Stress and anxiety, Daugherty said, go hand-in-hand with physical ailments in that they can make it more difficult for the body to make a speedy recovery. That’s especially true for Covid-19, which has symptoms that can linger for weeks and months, causing all manner of mental and emotional anguish.
“We’re seeing increased stress levels across the country,” she said. “Our programs are designed to appropriately, quickly and successfully get that injured worker back to the workplace.” When that happens, she added, it creates savings in the “overall cost of the health care component of workers’ comp.”

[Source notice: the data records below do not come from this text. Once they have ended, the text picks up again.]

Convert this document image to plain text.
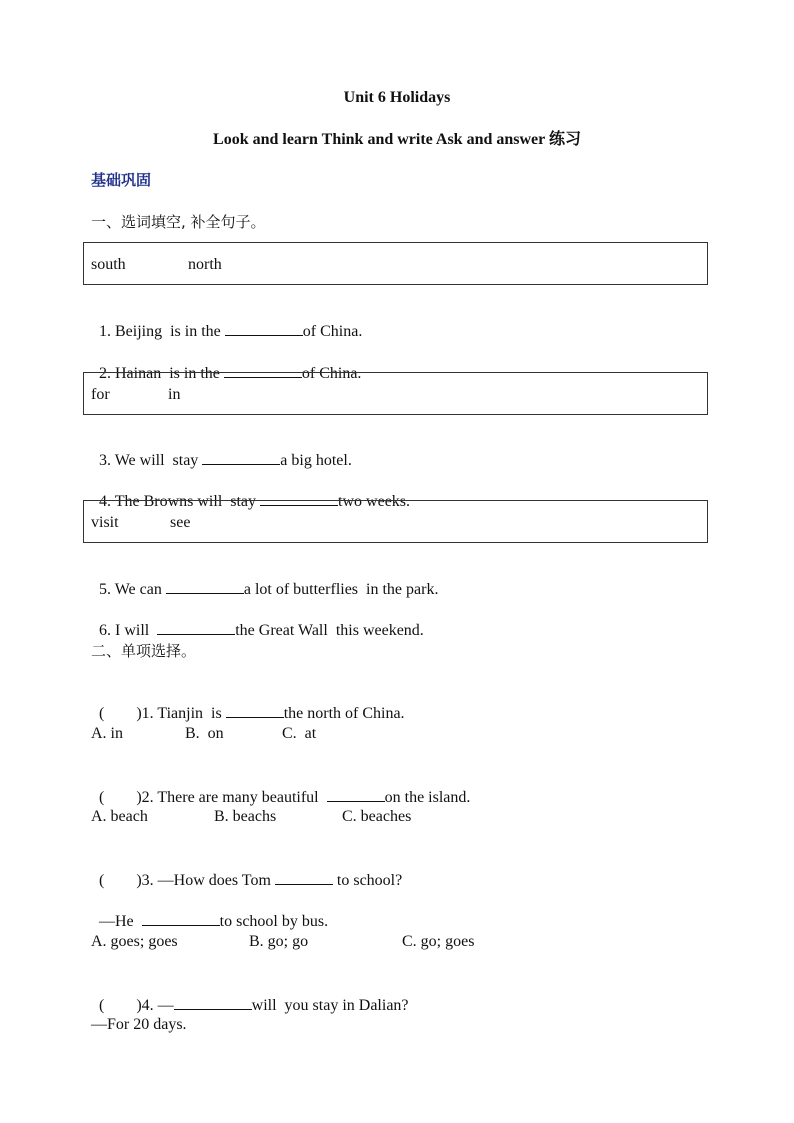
Unit 6 Holidays
Look and learn Think and write Ask and answer 练习
基础巩固
一、选词填空, 补全句子。
south	north

1. Beijing  is in the	of China.

2. Hainan  is in the	of China.

for	in

3. We will  stay	a big hotel.

4. The Browns will  stay	two weeks.

visit	see

5. We can	a lot of butterflies  in the park.

6. I will	the Great Wall  this weekend.

二、单项选择。

(        )1. Tianjin  is	the north of China.

A. in	B.  on	C.  at

(        )2. There are many beautiful	on the island.

A. beach	B. beachs	C. beaches

(        )3. —How does Tom	to school?

—He	to school by bus.

A. goes; goes	B. go; go	C. go; goes

(        )4. —	will  you stay in Dalian?

—For 20 days.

In addition to rolling out Covid Rebound, IMCS Group — which boasts a network of more than 1,500 psychologists and psychiatrists nationwide — has also had to change the way it operates. Prior to the pandemic, almost all of its counseling appointments were done in person. Today, Daugherty said, nearly all sessions are conducted online. “We are 98 percent telehealth,” she said, “and I don’t see our industry turning back in the foreseeable future. Tele-behavioral health is the wave of the future.”
Feelings of guilt that stem from asymptomatic transmission of the coronavirus are another common problem that IMCS Group therapists treat. She uses the example of “a frontline, essential worker who brought Covid into their home and a loved one either [died] or became very ill as a result of being infected by that individual. The guilt, stress and anxiety that those people suffer is real.”
According to IMCS Group’s data, 92 percent of patients who use its telehealth services are able to return to work after an average of five sessions, and 93 percent of discharged patients achieved clinically meaningful reductions in anxiety and stress.
Daugherty said Covid Rebound has also been good for business, so much so that IMCS Group needs to staff up to meet demand. It recently hired Aimee Peters to fill the role of chief clinical innovations officer but it also seeks to hire additional case coordinators and a vice president of operations.
“We are in expansion mode, definitely,” Daugherty said.